Après la prise du périmètre de la ville de Gaza, des sources israéliennes ont divulgué que certains commandants sur le terrain estimaient que le prix en soldats et en équipement était inférieur aux attentes, avec seulement 104 pertes au combat jusqu’à présent. Mais le haut commandement a opté pour une approche prudente, évitant les zones les plus denses et les zones densément construites : certaines parties de l’ancien centre et du camp de réfugiés de Jabalia.
Apparemment satisfait de ce qu’il a fait à Gaza, le commandement israélien a décidé de répéter la stratégie dans le sud, où il a presque entièrement encerclé Khan Younis.
Il est impossible de déterminer si les lourdes pertes civiles et la destruction des infrastructures palestiniennes étaient des dommages collatéraux ou faisaient partie du plan de bataille. Cela sera probablement débattu pendant des années, et il n’y aura peut-être jamais de réponse définitive.

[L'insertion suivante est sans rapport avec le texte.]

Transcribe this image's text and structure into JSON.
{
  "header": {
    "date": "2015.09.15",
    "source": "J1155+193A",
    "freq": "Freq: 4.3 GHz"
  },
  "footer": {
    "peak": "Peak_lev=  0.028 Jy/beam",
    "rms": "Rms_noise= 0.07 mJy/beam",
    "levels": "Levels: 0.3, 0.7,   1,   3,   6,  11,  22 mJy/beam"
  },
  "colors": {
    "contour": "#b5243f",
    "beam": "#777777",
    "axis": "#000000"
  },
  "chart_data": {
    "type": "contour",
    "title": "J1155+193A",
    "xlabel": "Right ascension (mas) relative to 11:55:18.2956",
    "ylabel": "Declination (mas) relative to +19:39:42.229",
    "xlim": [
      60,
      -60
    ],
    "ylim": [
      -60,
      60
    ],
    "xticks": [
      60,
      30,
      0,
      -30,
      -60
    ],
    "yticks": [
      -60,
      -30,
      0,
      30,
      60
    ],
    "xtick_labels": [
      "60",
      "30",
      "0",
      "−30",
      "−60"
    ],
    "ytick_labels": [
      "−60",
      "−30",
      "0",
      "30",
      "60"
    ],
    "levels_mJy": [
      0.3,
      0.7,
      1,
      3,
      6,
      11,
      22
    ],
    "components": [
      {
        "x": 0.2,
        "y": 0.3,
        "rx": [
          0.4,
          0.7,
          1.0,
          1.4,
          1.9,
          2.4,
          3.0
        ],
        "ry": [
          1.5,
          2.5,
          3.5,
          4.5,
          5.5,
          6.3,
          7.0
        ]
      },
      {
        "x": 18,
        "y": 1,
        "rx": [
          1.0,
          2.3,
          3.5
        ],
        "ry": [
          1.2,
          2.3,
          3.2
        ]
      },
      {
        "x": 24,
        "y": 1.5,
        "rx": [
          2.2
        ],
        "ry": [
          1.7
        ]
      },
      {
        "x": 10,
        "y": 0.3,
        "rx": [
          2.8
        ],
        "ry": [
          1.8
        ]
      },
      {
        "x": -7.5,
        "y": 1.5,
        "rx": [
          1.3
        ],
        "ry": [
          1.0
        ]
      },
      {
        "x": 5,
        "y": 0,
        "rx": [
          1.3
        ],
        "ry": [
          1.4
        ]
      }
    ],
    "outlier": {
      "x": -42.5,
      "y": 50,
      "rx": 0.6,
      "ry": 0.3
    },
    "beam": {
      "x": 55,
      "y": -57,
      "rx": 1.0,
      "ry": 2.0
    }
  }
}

Le Hamas préserve-t-il ses tunnels?
Sur le terrain, le Hamas a combattu comme prévu : des attaques surprises contre les forces israéliennes en utilisant principalement des armes antichars portables. Les mises à jour des pertes israéliennes donnent un aperçu des combats en comparant le nombre de soldats tués avec le type, la durée et la portée de leurs avancées.
Mais il est difficile de suivre les véhicules blindés mis hors service, et nous ne pouvons pas nous fier aux affirmations du Hamas selon lesquelles des tanks et des transports de troupes blindés israéliens ont été détruits, ce qui est exagéré pour booster le moral.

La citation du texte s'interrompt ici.